Friday, 12 December 2014

Cameron condems CIA's brutality...............

LONDON: America's closest allies - Britain has strongly condemned the Central Intelligence Agency's (CIA) use of brutality and deception to interrogate "terror suspects" post-9/11 attacks as made public by a Senate Intelligence Committee report. 

US president Barack Obama's close friend - British prime minister David Cameron reacted strongly against the report in which committee chair Dianne Feinstein said the techniques used by the CIA were "far more brutal than people were led to believe". 

Cameron said, "Let's be clear: torture is wrong. Torture is always wrong. Those of us who want to see a safer, more secure world, who want to see this extremism defeated, we won't succeed if we lose our moral authority, if we lose the things that make our systems work and our countries successful. So we should be very clear about that." 

Cameron added: "Now, obviously after 9/11 there were things that happened that were wrong, and we should be clear about the fact that they were wrong. In Britain we have had the Gibson Inquiry, and that inquiry has now produced a series of questions that the Intelligence and Security Committee will look at. But I'm satisfied that our system is dealing with all of these issues, and I as Prime Minister have issued guidance to all of our agents and others working around the world about how they have to handle these issues in future. So I'm confident this issue has been dealt with from the British perspective, and I think I can reassure the public about that. But overall, we should be clear: torture is wrong." 

Britain also expressed concern over the harsh CIA interrogation tactics which included threats and torture as detainees were forced to stay awake for over a week at a time, while several detainees suffered from "hallucinations, paranoia, insomnia and attempts at self-harm and self-mutilation". 

The report revealed that two contract psychologists devised the CIA's enhanced interrogation techniques and played a central role in the operation, assessments, and management of the CIA's Detention and Interrogation Program. By 2005, the CIA contracted with two psychologists to develop, operate, and assess its interrogation operations. The psychologists' prior experience was at the US Air Force Survival, Evasion, Resistance and Escape (SERE) school. Neither psychologist had any experience as an interrogator, nor did either have specialized knowledge of al-Qaida, a background in counterterrorism or any relevant cultural or linguistic expertise. 

On the CIA's behalf, the contract psychologists developed theories of interrogation based on "learned helplessness" and developed the list of enhanced techniques that was approved for use against Abu Zubaydah and subsequent CIA detainees.
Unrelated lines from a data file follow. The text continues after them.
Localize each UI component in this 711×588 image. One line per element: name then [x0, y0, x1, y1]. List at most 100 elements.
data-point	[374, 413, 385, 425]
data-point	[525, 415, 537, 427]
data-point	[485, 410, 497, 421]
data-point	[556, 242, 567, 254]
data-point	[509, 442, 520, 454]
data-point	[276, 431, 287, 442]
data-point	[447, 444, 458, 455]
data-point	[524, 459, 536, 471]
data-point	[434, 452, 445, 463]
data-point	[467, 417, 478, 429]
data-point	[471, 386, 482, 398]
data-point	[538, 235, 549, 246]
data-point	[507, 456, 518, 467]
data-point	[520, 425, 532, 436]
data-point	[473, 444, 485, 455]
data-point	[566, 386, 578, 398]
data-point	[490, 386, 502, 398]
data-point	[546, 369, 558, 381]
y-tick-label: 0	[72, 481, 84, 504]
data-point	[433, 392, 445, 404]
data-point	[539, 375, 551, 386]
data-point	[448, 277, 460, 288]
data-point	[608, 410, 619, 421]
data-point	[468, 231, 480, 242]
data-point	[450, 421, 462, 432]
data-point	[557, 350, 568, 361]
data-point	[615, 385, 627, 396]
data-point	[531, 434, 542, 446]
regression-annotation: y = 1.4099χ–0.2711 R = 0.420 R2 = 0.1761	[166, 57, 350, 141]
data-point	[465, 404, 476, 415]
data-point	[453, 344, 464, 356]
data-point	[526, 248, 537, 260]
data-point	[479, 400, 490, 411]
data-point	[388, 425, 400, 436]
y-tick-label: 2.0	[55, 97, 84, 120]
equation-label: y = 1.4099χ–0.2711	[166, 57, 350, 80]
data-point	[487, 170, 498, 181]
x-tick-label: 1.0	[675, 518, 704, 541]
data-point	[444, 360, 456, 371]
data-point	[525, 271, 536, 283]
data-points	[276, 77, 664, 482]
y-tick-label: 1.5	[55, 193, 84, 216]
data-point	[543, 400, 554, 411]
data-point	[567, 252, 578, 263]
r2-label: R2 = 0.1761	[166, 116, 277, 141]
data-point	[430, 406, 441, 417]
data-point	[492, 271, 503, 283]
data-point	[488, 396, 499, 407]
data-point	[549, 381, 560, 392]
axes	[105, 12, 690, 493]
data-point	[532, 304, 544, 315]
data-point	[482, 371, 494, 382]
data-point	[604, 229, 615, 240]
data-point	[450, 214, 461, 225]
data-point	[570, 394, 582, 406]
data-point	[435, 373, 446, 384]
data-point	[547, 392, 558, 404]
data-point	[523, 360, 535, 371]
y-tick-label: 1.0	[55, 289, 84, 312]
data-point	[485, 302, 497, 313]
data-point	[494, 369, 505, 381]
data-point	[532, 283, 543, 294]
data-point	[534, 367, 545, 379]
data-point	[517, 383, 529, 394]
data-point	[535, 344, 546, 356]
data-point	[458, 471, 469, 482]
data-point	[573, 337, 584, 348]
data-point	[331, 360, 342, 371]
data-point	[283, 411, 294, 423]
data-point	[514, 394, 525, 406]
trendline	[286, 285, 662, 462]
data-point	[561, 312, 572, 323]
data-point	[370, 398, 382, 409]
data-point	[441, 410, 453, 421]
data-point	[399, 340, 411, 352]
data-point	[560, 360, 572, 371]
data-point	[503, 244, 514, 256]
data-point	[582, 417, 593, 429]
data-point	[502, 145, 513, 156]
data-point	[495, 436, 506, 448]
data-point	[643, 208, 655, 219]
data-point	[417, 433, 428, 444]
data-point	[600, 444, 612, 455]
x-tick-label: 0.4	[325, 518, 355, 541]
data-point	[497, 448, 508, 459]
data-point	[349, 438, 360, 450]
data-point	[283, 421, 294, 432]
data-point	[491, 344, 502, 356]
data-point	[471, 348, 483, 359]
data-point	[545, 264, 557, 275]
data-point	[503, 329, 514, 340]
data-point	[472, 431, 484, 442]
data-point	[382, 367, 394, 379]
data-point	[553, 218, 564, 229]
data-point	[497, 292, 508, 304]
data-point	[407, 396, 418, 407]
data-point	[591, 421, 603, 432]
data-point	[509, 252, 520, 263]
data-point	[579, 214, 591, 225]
The psychologists personally conducted interrogations of some of the CIA's most significant detainees using these techniques. 

In 2005, the psychologists formed a company specifically for the purpose of conducting their work with the CIA. Shortly thereafter, the CIA outsourced virtually all aspects of the program. 

In 2006, the value of the CIA's base contract with the company formed by the psychologists with all options exercised was in excess of $180 million; the contractors received $81 million prior to the contract's termination in 2009. 

To produce the report, the Committee spent five years reading and analyzing more than 6.3 million pages of CIA documents. 

The review produced a more than 6,000 page review that was condensed into a 525-page summary the committee released on Tuesday. 

A glimpse of techniques details how the CIA employed sleep deprivation to wear down victims: keeping them awake for 180 hours usually standing or in stress positions. Other techniques included rectal rehydration, ice water baths and threatening detainees with threats to harm detainees' families, including threats to "sexually abuse the mother of a detainee". 

The Committee however concluded that the use of the CIA's enhanced interrogation techniques was not an effective means of obtaining accurate information or gaining detainee cooperation.